One of my degrees is in literature – and at one time I had the books to prove it. I had enough marked texts alone to fill a few boxes. I remember loaning Camila my paperback Signet Shakespeares when she was in college. She had grown up talking about his themes so, I reasoned, reminding her was no crime.
But of what use are they now?
And of what use are my own childhood plaques and trophies? Though I never intended to force them upon her, I could only imagine talking to her about them, sharing them with her. Who else would possibly be interested? And to whom else would I possibly admit keeping them?

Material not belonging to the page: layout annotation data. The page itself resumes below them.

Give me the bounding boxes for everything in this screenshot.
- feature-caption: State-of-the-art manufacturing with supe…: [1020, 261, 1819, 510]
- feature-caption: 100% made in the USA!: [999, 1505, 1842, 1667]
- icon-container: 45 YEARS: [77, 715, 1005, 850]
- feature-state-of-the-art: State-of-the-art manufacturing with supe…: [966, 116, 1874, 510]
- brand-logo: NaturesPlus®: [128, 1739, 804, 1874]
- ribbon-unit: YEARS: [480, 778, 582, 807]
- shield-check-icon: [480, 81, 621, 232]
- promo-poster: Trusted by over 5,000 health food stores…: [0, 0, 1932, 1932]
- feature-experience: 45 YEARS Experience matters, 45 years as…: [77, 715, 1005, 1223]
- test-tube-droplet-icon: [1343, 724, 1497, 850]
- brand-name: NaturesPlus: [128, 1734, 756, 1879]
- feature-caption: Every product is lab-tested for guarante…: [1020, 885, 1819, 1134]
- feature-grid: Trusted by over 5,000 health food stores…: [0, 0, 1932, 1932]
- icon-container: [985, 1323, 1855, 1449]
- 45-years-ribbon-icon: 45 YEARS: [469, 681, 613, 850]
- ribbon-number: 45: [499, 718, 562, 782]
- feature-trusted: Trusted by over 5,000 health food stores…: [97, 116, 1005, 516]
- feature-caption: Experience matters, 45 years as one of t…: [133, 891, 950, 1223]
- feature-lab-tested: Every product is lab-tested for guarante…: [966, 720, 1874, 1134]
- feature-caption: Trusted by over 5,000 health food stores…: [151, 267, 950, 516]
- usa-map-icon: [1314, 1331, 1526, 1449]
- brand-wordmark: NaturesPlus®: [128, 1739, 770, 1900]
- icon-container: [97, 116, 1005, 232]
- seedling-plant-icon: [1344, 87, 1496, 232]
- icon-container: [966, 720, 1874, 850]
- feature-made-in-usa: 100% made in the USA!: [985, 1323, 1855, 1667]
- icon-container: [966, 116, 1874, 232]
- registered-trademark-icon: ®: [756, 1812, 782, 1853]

When Camila turned 16, I gave her my cedar chest, which had been my mother’s before me. But before presenting it to her, I had to empty it – so my treasures went into a couple boxes marked, no surprise, “Treasure.”

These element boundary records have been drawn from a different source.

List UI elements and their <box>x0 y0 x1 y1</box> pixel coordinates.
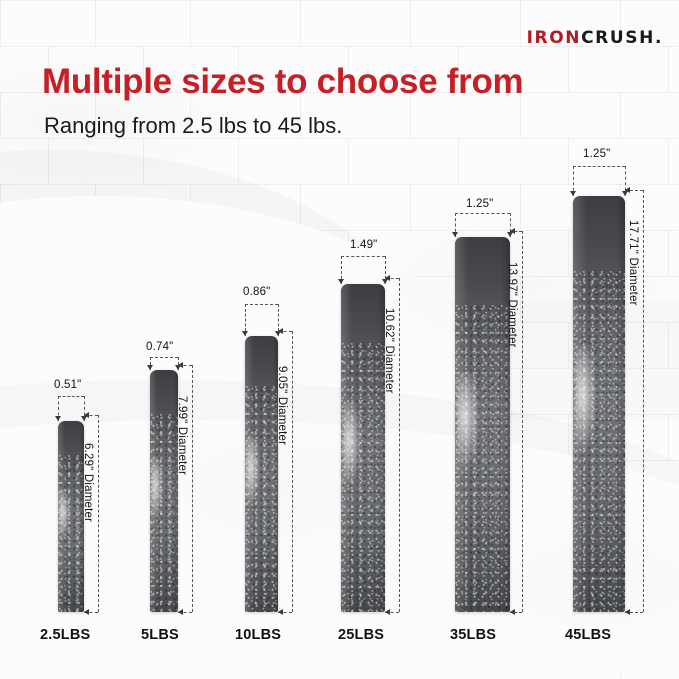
weight-category-label: 25LBS <box>338 627 384 643</box>
diameter-arrow-top <box>510 228 515 234</box>
diameter-arrow-top <box>178 362 183 368</box>
width-label: 1.25" <box>466 198 493 210</box>
diameter-arrow-bottom <box>84 609 89 615</box>
diameter-dimension-line <box>292 331 293 612</box>
infographic-canvas: IRONCRUSH. Multiple sizes to choose from… <box>0 0 679 679</box>
diameter-dimension-line <box>192 365 193 612</box>
diameter-arrow-bottom <box>278 609 283 615</box>
weight-bar <box>573 196 625 612</box>
bar-edge-shadow <box>617 196 625 612</box>
diameter-dimension-line <box>522 231 523 612</box>
width-arrow-left <box>338 279 344 284</box>
diameter-arrow-bottom <box>510 609 515 615</box>
diameter-label: 7.99" Diameter <box>176 396 188 475</box>
diameter-label: 6.29" Diameter <box>82 443 94 522</box>
weight-bar <box>58 421 84 612</box>
width-label: 0.74" <box>146 341 173 353</box>
width-label: 1.25" <box>583 148 610 160</box>
width-label: 0.86" <box>243 286 270 298</box>
width-arrow-left <box>242 331 248 336</box>
diameter-arrow-top <box>278 328 283 334</box>
diameter-label: 13.97" Diameter <box>506 262 518 348</box>
diameter-dimension-line <box>98 415 99 612</box>
diameter-dimension-line <box>399 278 400 612</box>
diameter-arrow-bottom <box>385 609 390 615</box>
diameter-arrow-top <box>84 412 89 418</box>
width-bracket-top <box>573 166 625 167</box>
bar-sheen <box>245 336 254 612</box>
weight-bar <box>150 370 178 612</box>
weight-category-label: 10LBS <box>235 627 281 643</box>
diameter-arrow-top <box>625 187 630 193</box>
weight-bar <box>455 237 510 612</box>
diameter-arrow-top <box>385 275 390 281</box>
bar-sheen <box>58 421 65 612</box>
weight-category-label: 35LBS <box>450 627 496 643</box>
width-bracket-top <box>150 357 178 358</box>
diameter-label: 17.71" Diameter <box>627 220 639 306</box>
width-arrow-left <box>452 232 458 237</box>
weight-category-label: 5LBS <box>141 627 179 643</box>
diameter-dimension-line <box>643 190 644 612</box>
weight-category-label: 2.5LBS <box>40 627 90 643</box>
size-comparison-chart: 0.51"6.29" Diameter0.74"7.99" Diameter0.… <box>0 0 679 679</box>
width-bracket-top <box>58 396 84 397</box>
width-label: 0.51" <box>54 379 81 391</box>
diameter-arrow-bottom <box>178 609 183 615</box>
weight-bar <box>341 284 385 612</box>
width-bracket-top <box>245 304 278 305</box>
bar-sheen <box>341 284 352 612</box>
weight-bar <box>245 336 278 612</box>
width-label: 1.49" <box>350 239 377 251</box>
diameter-label: 10.62" Diameter <box>383 308 395 394</box>
diameter-arrow-bottom <box>625 609 630 615</box>
width-bracket-top <box>455 213 510 214</box>
weight-category-label: 45LBS <box>565 627 611 643</box>
width-arrow-left <box>147 365 153 370</box>
bar-sheen <box>150 370 157 612</box>
width-bracket-top <box>341 256 385 257</box>
bar-sheen <box>455 237 469 612</box>
bar-sheen <box>573 196 587 612</box>
width-arrow-left <box>570 191 576 196</box>
width-arrow-left <box>55 416 61 421</box>
diameter-label: 9.05" Diameter <box>276 366 288 445</box>
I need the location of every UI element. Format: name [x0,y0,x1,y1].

Now, I have boxes newly marked with the same word, but these are Camila’s treasure. And I cannot part with any of it.
Rather than go through Camila’s things, I have realized that it’s much easier to go through my own.
So far, I have donated 12 boxes of books to Goodwill. I have five more boxes that I’m donating to a hospital’s patient library. I have sold four floor-to-ceiling bookcases and have reduced my in-house collection to a few volumes that fit on only a few bookshelves. Most are books I haven’t read, books with unknown merit.
I am making other changes. I am learning again to buy only for myself, re-learning how to consider only myself. I no longer buy for Camila, though I sometimes put my hand on a shirt she would love or upon a color she would wear. When I was younger, after the college years but before the childbirth years, I lived in the world of my own ego. Shopping, for example, was only about me: What do I want, want, want, I would ask myself. Like anyone in their 20s, I was all id. Anything I did, anything I thought of doing, was based solely on my understanding of my personal desires.
I realized, after having Camila, that having a child was the easiest and surest way to kill the ego. One cannot, after all, ever be the perfect parent – and it is very hard to have any time or energy to even think of yourself with a toddler in the house. And then, according to the natural sequence of things, I thought of myself less and less, until I had been entirely enveloped in my identity as a parent. I was no longer living for me; I was living for my daughter.
Now I am re-learning how to live for me, but at the same time, I am searching for a balance, a way to maintain my motherhood-centered vision while learning to embrace myself, my needs and desires, in a new way.
Last night, Dana and I were simultaneously streaming a movie set in Paris. We would occasionally text each other as we watched, sharing an observation or feeling. At some point in the texting sequence, we were sharing a funny Camila memory, the memory of her putting her feet in the fountain at the Louvre. Then we paused the movie as we remembered a scary story of her getting lost at Notre Dame. Then another funny memory surfaced… As we watched this movie set in Paris, our own trip was coming back to us – with Camila in the center of every scene.
Somewhere during that hour of texting, that break back into memory, I realized what my real treasure is now. What my real treasure has been, all along.
My real treasure is Camila’s living memory. I find it in being reminded of her hijinks, her adventures, her mishaps. I find it in stories, anecdotes, off-hand observations. I see Camila in her stories and in pictures, those printed and those amorphous, in my mind. There is no sequence, no order, no preference, just that wonderful revolving and surprising sequence that is collected memory.
As long as my family live, as long as her friends live, as long as life continues for me, so too does Camila continue. There, within those memories, she lives. And those memories keep her alive.
The faded pages of my girlhood scrapbook are now simply faded pages of some old memories that I no longer keep. But the images in my mind of my girl – dancing, laughing, loving her life so much – those are my keepers. And I don’t need to open a scrapbook to see them.